Lado-A-Lado

A cultura do seguro

A cultura de se assegurar um bem em Angola e as falsas expectativas dos clientes com as seguradoras?

A cultura de se assegurar um bem em Angola e as falsas expectativas dos clientes com as seguradoras?
Penso ser um falso problema a ideia de que as pessoas não têm cultura de seguros, isto não é assim a 100 por cento, pois acredito que os tempos são outros e se as pessoas até hoje não têm a cultura de seguros, posso arriscar dizendo que também muita coisa não foi feita para revitalizar o sector. Durante anos, muitos agentes dirigiam-se a uma segurado para subscrever apólices com o fito de ter um documento para apresentar às autoridades, sendo que não há consciência da importância dos seguros, as pessoas não olham para esta actividade com responsabilidade. Associado a isto esta a dificuldade de algumas seguradoras não regularizarem os sinistros nos prazos estipulados, a própria má instrução do processo, assim como a não adopção de estratégias que respondam às expectativas das pessoas. Todos estes factores e outros contribuem para o divórcio entre o sector e pessoas.

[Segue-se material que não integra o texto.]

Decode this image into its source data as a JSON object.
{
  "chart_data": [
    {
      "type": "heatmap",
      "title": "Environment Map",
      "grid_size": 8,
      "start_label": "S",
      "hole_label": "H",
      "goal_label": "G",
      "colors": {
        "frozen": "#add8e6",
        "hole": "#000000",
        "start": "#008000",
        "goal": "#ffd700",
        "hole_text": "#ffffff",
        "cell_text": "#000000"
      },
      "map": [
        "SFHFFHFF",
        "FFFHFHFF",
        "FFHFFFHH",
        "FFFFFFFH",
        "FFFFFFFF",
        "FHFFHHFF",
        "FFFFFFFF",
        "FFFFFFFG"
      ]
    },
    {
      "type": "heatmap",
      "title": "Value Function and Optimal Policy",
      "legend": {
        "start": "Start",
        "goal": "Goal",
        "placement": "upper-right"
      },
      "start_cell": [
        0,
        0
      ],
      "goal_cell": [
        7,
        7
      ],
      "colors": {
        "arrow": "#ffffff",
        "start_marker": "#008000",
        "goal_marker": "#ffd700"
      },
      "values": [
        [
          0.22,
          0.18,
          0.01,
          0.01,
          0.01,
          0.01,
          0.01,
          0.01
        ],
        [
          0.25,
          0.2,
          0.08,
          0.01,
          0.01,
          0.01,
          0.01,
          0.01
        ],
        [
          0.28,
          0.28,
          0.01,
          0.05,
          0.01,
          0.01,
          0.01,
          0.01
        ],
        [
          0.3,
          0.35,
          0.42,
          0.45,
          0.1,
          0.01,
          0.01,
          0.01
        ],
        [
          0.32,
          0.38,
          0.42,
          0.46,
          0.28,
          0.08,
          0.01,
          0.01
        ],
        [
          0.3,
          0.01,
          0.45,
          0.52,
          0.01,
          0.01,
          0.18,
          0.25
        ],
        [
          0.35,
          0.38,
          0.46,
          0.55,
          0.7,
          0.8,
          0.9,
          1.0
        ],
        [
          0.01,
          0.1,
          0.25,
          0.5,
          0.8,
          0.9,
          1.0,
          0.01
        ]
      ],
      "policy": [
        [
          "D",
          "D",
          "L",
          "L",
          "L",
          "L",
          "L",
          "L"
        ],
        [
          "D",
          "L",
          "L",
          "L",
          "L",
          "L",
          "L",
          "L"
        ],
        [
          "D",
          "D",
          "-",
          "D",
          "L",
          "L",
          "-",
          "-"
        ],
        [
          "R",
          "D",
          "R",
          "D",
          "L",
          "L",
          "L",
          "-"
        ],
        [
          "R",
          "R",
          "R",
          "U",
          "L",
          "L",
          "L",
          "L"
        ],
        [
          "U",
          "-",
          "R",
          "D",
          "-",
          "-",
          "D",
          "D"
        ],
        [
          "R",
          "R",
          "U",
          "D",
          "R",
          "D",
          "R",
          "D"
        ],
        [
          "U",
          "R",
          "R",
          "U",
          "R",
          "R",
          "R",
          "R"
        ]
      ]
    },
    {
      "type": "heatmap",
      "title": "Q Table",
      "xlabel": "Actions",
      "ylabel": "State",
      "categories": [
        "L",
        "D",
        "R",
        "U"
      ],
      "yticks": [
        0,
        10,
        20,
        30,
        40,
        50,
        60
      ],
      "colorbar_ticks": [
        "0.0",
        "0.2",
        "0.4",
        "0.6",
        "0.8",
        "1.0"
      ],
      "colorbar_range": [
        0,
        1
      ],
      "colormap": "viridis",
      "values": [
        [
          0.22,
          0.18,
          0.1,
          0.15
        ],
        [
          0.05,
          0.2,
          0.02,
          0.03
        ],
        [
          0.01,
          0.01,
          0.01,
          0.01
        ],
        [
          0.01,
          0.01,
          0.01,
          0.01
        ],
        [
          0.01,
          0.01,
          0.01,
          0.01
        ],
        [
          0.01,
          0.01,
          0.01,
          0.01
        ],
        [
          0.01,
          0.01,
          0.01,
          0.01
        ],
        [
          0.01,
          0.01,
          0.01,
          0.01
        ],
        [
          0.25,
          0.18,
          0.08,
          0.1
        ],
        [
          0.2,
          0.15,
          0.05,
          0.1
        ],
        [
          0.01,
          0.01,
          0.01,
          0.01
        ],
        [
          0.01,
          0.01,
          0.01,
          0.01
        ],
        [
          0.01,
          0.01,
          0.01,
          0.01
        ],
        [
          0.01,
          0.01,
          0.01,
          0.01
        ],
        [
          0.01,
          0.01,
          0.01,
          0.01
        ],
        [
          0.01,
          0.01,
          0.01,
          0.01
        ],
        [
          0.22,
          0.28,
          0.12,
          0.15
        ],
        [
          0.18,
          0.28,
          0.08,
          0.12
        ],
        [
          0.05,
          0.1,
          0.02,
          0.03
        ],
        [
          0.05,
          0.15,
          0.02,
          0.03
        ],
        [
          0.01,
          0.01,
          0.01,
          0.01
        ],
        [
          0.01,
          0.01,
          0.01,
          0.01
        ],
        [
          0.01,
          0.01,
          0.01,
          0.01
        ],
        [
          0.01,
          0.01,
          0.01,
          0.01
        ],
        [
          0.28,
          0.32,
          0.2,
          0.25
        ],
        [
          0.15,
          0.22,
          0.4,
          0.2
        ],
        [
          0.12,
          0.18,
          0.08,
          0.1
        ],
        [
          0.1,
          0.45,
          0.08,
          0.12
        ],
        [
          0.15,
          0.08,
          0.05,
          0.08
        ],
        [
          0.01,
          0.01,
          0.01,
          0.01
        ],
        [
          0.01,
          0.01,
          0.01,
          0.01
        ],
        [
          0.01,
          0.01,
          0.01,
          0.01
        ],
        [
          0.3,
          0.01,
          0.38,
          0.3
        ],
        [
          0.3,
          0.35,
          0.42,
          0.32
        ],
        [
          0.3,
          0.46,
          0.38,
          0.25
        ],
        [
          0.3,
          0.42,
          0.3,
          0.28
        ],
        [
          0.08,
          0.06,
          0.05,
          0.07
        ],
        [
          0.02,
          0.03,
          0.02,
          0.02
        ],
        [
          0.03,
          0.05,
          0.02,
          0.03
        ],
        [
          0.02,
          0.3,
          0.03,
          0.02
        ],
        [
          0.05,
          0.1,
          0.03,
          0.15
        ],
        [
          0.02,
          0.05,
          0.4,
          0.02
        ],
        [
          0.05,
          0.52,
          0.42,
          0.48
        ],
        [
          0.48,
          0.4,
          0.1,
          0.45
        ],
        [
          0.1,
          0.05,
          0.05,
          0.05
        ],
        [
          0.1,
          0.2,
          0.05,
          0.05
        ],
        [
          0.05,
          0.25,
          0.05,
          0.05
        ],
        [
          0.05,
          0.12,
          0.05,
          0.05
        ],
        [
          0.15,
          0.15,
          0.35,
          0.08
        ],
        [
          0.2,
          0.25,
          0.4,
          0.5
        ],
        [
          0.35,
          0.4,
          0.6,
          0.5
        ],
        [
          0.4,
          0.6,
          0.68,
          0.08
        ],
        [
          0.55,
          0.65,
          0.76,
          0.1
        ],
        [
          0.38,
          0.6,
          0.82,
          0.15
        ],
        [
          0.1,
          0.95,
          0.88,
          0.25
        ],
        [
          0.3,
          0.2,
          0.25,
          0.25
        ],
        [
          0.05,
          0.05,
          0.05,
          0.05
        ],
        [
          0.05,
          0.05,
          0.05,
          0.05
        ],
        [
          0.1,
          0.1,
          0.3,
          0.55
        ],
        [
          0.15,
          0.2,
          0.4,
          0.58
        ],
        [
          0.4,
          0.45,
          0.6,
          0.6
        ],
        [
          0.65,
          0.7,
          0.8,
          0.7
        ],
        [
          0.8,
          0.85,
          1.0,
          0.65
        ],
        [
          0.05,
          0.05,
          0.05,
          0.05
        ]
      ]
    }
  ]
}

O seguro obrigatório de responsabilidade civil automóvel e o número de apólice?
O seguro obrigatório de responsabilidade civil automóvel é, entre outros, o segundo maior produto procurado pelos proponentes, pois representam um volume de negócio à larga escala comparado com os outros seguros obrigatórios, no caso os acidentes de trabalho e doenças profissionais, mas este comportamento está associado, visando acautelar conflitos com a fiscalização das autoridades, visto que a maioria revê-se nesta posição. “... eu só fiz o seguro para não ter problemas com a polícia” ouve-se isto todos os dias. A pergunta que não se quer calar é a seguinte: o que as seguradoras têm feito para inverter o quadro? É importante que se faça investimentos em palestras e workshops, seminários debates radiofónicos e televisivos sobre a importância dos seguros para que os resultados destes sejam transformados em novos contratos de seguros. Quanto mais pessoas souberem da importância dos seguros, melhor será para os negócios.

A crise e o risco de muitas desaparecem daqui a uns anos por falta de clientes ?
Isso tem um peso e duas medidas: vejamos que quanto menos tenho mais quero proteger-me. Nos seguros é assim, pois as pessoas procuram proteger os seus bens quando menos têm. As seguradoras devem acordar e apresentar soluções para o mercado, como apresentação de seguros à medida do bolso dos clientes (microsseguros). Existem actividades sociais que não são exploradas para que se propõe medidas de novos produtos de seguros, isto é, a sociedade cresce e desenvolve-se com novas actividades e as seguradoras não apresentam tecnicamente novos produtos. Isso é mau para o mercado e para as seguradoras.

Resposta célere aos sinistros e reestruturação das oficinas criadas pelas seguradoras?
São os órgãos auxiliares da actividade seguradora que devem trabalhar em estreita cooperação com os técnicos das seguradoras ou peritos singulares. O segurado na hora do sinistro quer ver seu problema resolvido e não olha para o contrato. Os elementos contratuais devem ser observados e explicados na altura da subscrição.

Nos casos em que um assegurado não regista nenhuma ocorrência durante o ano se existe uma compensação a ser dada?
Nos seguros existe uma compensação em caso de o segurado não registe nenhum sinistro no decorrer do período da apólice, assim como também existe uma penalização na anuidade seguinte, quando se regista um número de sinistros superiores ao contratado na anuidade anterior denominado bónus/malus, que é o processo inverso do bónus. Deveria um aumento percentual ao prémio no caso de verificar-se que determinado segurado possui um sinistro com volume maior ao previsto de indemnização no período em que decorreu o contrato. A gestão das seguradoras, apesar de serem reguladas pelo mesmo órgão e normas, nem todas seguem os mesmos padrões, pois verificamos que não é aplicável a este princípio por parte das seguradoras, o que tem aborrecido muitos segurados principalmente quando são penalizados por excesso de sinistralidade. Penso que as seguradoras deveriam reorganizar-se tecnicamente para dar resposta a este desiderato, mas é importante que a seguradora alerte o segurado da compensação. aumento percentual ao prémio no caso de verificar-se que determinado segurado possui um sinistro com volume maior ao previsto de indemnização no período em que decorreu o contrato. Este processo deveria ser mais divulgado pelas seguradoras penso ser um elemento a ter em conta na relação contratual.